Molecular Factors and Expression Signatures

Because recurrent mutations are not frequent in NB, the identification of genes and signaling pathways with altered expression have also been used to discover additional prognostic factors and therapeutic targets involved in NB differentiation, apoptosis, drug resistance, angiogenesis, metastasis, and inflammation. Extensive reviews of these molecular factors have been the subject of several recent reviews, and a subset of the most well studied are included later.

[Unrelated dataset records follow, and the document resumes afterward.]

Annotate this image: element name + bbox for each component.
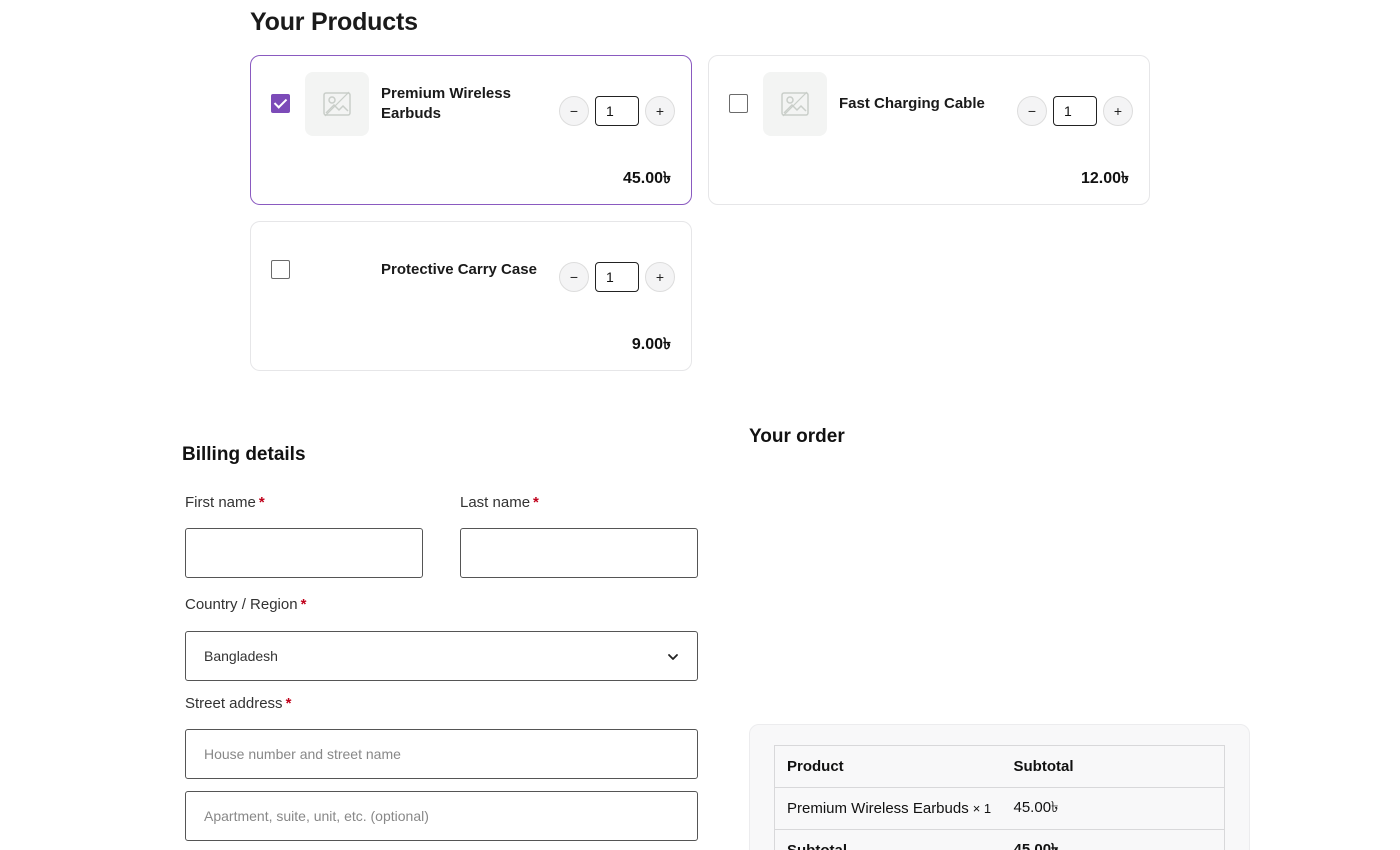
order-title: Your order <box>749 426 845 447</box>
required-marker: * <box>258 494 265 511</box>
country-select[interactable]: Bangladesh <box>185 631 698 681</box>
product-checkbox[interactable] <box>271 94 290 113</box>
order-table-header: Product Subtotal <box>775 746 1225 788</box>
product-checkbox[interactable] <box>729 94 748 113</box>
quantity-input[interactable]: 1 <box>595 262 639 292</box>
chevron-down-icon <box>668 654 678 660</box>
quantity-input[interactable]: 1 <box>595 96 639 126</box>
decrease-quantity-button[interactable]: − <box>559 262 589 292</box>
order-item-name: Premium Wireless Earbuds <box>787 800 969 817</box>
street-address-field[interactable]: House number and street name <box>185 729 698 779</box>
product-name: Fast Charging Cable <box>839 95 985 112</box>
last-name-label: Last name * <box>460 494 539 511</box>
street-address-label: Street address * <box>185 695 291 712</box>
increase-quantity-button[interactable]: + <box>645 96 675 126</box>
image-placeholder-icon <box>323 91 351 117</box>
product-checkbox[interactable] <box>271 260 290 279</box>
product-card[interactable]: Protective Carry Case − 1 + 9.00৳ <box>250 221 692 371</box>
order-header-product: Product <box>787 758 844 775</box>
order-subtotal-value: 45.00৳ <box>1001 829 1225 850</box>
product-price: 9.00৳ <box>631 336 671 353</box>
quantity-stepper: − 1 + <box>559 96 675 126</box>
street-address-label-text: Street address <box>185 695 283 712</box>
order-header-subtotal: Subtotal <box>1013 758 1074 775</box>
increase-quantity-button[interactable]: + <box>645 262 675 292</box>
quantity-stepper: − 1 + <box>559 262 675 292</box>
product-card[interactable]: Fast Charging Cable − 1 + 12.00৳ <box>708 55 1150 205</box>
order-subtotal-label: Subtotal <box>774 829 1002 850</box>
quantity-input[interactable]: 1 <box>1053 96 1097 126</box>
product-price: 45.00৳ <box>622 170 671 187</box>
first-name-label: First name * <box>185 494 265 511</box>
product-card[interactable]: Premium Wireless Earbuds − 1 + 45.00৳ <box>250 55 692 205</box>
required-marker: * <box>300 596 307 613</box>
order-item-qty: × 1 <box>972 801 992 816</box>
order-item-cell: Premium Wireless Earbuds × 1 <box>774 787 1002 830</box>
table-row: Premium Wireless Earbuds × 1 45.00৳ <box>774 787 1225 830</box>
order-subtotal-row: Subtotal 45.00৳ <box>774 829 1225 850</box>
required-marker: * <box>285 695 292 712</box>
decrease-quantity-button[interactable]: − <box>559 96 589 126</box>
country-label-text: Country / Region <box>185 596 298 613</box>
increase-quantity-button[interactable]: + <box>1103 96 1133 126</box>
product-image-placeholder <box>305 72 369 136</box>
decrease-quantity-button[interactable]: − <box>1017 96 1047 126</box>
required-marker: * <box>533 494 539 511</box>
last-name-field[interactable] <box>460 528 698 578</box>
product-price: 12.00৳ <box>1080 170 1129 187</box>
products-title: Your Products <box>250 8 418 36</box>
billing-title: Billing details <box>182 444 306 465</box>
country-select-value: Bangladesh <box>204 648 278 664</box>
product-name: Premium Wireless Earbuds <box>381 85 511 122</box>
quantity-stepper: − 1 + <box>1017 96 1133 126</box>
apartment-placeholder: Apartment, suite, unit, etc. (optional) <box>204 808 429 824</box>
apartment-field[interactable]: Apartment, suite, unit, etc. (optional) <box>185 791 698 841</box>
first-name-field[interactable] <box>185 528 423 578</box>
order-review-box: Product Subtotal Premium Wireless Earbud… <box>749 724 1250 850</box>
last-name-label-text: Last name <box>460 494 531 511</box>
order-table: Product Subtotal Premium Wireless Earbud… <box>774 745 1225 850</box>
image-placeholder-icon <box>781 91 809 117</box>
street-address-placeholder: House number and street name <box>204 746 401 762</box>
order-item-subtotal: 45.00৳ <box>1001 787 1225 830</box>
first-name-label-text: First name <box>185 494 256 511</box>
product-image-placeholder <box>763 72 827 136</box>
country-label: Country / Region * <box>185 596 306 613</box>
product-name: Protective Carry Case <box>381 261 537 278</box>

Neurotrophin signaling has central roles in normal neuronal cell development, and the clinical and biological roles of TRK receptors (NTRK1, 2, 3 encoding TrkA, B, C) and their ligands (NGF, BDNF, and NT-3) have been extensively studied in NB (reviewed in Ref. ). TrkA expression is highest in tumors with favorable biological characteristics and outcomes, and TrkA induces apoptosis and/or differentiation in vitro. TrkA signaling has been implicated in mediating spontaneous regression that is often observed in infants with localized or stage 4S disease. In contrast, TrkB has pro-proliferative and migratory properties, enhances chemoresistance, and is highly expressed in biologically unfavorable MYCNA NB. Although the TrkB inhibitor lestaurtinib did not show efficacy in a phase 1 trial, trks and proteins involved in neural crest development and differentiation pathways may still represent potential therapeutic targets.

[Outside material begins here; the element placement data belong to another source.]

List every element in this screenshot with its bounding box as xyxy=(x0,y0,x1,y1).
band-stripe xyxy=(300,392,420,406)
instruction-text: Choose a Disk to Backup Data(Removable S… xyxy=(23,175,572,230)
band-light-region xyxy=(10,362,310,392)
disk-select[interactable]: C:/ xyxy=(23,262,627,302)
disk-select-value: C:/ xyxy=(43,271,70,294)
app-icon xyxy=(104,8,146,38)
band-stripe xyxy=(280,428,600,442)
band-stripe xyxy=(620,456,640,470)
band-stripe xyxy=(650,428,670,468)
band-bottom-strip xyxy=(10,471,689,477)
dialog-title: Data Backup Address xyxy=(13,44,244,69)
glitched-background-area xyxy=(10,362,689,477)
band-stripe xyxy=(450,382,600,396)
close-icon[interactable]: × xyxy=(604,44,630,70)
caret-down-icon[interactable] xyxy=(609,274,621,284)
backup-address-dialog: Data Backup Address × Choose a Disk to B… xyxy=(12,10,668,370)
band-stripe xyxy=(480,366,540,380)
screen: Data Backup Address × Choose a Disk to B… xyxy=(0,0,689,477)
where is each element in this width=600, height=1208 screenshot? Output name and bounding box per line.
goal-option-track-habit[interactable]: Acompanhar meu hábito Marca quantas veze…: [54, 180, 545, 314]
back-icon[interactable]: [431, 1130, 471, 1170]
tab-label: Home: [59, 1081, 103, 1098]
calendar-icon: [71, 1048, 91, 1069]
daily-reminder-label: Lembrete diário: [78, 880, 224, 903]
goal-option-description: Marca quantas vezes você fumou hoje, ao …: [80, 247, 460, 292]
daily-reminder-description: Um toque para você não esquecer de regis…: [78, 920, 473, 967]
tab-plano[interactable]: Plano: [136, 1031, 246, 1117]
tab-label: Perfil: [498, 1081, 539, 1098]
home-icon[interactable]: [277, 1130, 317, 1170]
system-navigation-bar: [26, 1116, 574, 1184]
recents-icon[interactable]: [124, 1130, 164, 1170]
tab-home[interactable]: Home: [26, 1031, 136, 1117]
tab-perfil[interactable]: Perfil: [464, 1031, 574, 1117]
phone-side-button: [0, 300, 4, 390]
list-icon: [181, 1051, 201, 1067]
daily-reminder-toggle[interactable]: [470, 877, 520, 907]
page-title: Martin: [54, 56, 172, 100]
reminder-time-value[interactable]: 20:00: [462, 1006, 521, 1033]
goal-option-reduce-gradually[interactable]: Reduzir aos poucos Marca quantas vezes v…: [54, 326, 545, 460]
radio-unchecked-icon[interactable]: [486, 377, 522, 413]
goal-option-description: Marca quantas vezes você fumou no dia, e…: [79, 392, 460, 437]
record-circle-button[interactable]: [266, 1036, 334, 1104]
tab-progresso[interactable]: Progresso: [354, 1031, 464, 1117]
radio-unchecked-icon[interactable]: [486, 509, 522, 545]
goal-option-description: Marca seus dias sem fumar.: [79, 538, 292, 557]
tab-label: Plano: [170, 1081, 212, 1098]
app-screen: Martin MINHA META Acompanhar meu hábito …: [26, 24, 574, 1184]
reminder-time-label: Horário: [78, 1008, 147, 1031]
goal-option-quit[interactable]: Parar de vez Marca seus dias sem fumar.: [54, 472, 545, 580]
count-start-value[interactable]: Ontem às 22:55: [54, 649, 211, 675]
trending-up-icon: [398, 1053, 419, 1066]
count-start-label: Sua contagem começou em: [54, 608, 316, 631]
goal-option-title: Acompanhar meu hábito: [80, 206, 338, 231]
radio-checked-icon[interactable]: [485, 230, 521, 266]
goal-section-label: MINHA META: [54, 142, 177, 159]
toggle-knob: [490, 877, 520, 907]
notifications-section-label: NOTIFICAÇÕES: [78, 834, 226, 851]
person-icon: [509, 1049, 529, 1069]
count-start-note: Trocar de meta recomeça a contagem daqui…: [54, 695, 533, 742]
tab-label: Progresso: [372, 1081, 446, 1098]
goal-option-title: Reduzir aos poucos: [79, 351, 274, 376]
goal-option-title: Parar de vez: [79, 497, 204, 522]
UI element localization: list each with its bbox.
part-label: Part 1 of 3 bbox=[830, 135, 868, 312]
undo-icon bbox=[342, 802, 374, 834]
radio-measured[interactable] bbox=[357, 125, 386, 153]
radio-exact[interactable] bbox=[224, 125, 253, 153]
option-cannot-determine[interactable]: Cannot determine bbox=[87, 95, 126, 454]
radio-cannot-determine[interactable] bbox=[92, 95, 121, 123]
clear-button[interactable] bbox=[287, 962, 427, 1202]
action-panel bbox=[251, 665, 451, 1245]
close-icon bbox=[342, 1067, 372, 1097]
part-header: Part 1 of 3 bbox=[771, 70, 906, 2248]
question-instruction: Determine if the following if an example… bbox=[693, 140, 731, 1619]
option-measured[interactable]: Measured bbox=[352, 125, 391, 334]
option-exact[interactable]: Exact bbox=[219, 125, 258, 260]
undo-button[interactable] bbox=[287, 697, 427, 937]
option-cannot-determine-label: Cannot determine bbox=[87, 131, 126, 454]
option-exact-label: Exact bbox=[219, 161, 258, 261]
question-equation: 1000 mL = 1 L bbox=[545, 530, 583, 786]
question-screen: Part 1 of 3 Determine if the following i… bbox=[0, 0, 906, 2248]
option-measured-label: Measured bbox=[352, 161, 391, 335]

Disruption of proteins involved in apoptotic pathways, including multidrug-resistance proteins, such as MDR-1, bcl-2 family proteins, caspase-8, mTOR/PI3 kinase, and TP53/HDM2, have also been shown to play important roles in NB initiation and progression. There are many ongoing pre-clinical studies to determine the ability to pharmacologically target these pathways. Many genes involved in NB, including caspase 8 and the RASSF1A tumor suppressor, are inactivated by the promoter hypermethylation, which contributes to resistance to apoptosis induced by many therapies. Demethylating agents, such as decitabine, have been tested in phase I studies. Enhanced angiogenesis and high expression of proangiogenic factors, such as vascular endothelial growth factor and basic fibroblast growth factor are associated with more aggressive NB tumors; early phase clinical trials of drugs that block these pathways have been completed.

Rather than focusing on specific candidate genes, several investigators have identified multigene expression profiles that predict outcome and may lead to further refinement of risk categories. One large study demonstrated that the expression of 59 genes was an independent predictor of outcome, even after controlling for currently used risk factors, with an odds ratio of 19.3 for OS and 3.96 for progression-free survival. Additional retrospective studies have identified other multigene classifiers (ranging from 3 to >50 genes). Although most of these signatures have not been studied in specific NB risk groups, Asgharzadah and collegues recently demonstrated that a 14-gene classifier can be used to specifically identify subsets of HR patients with the worst prognosis. Many of these signatures include genes implicated in NB pathogenesis, neural development, and inflammation/immune response. Recent reports also demonstrate prognostic profiles of microRNAs, small 22 to 25 nucleotide RNAs that inhibit protein translation or target mRNA degradation (reviewed in Ref. ).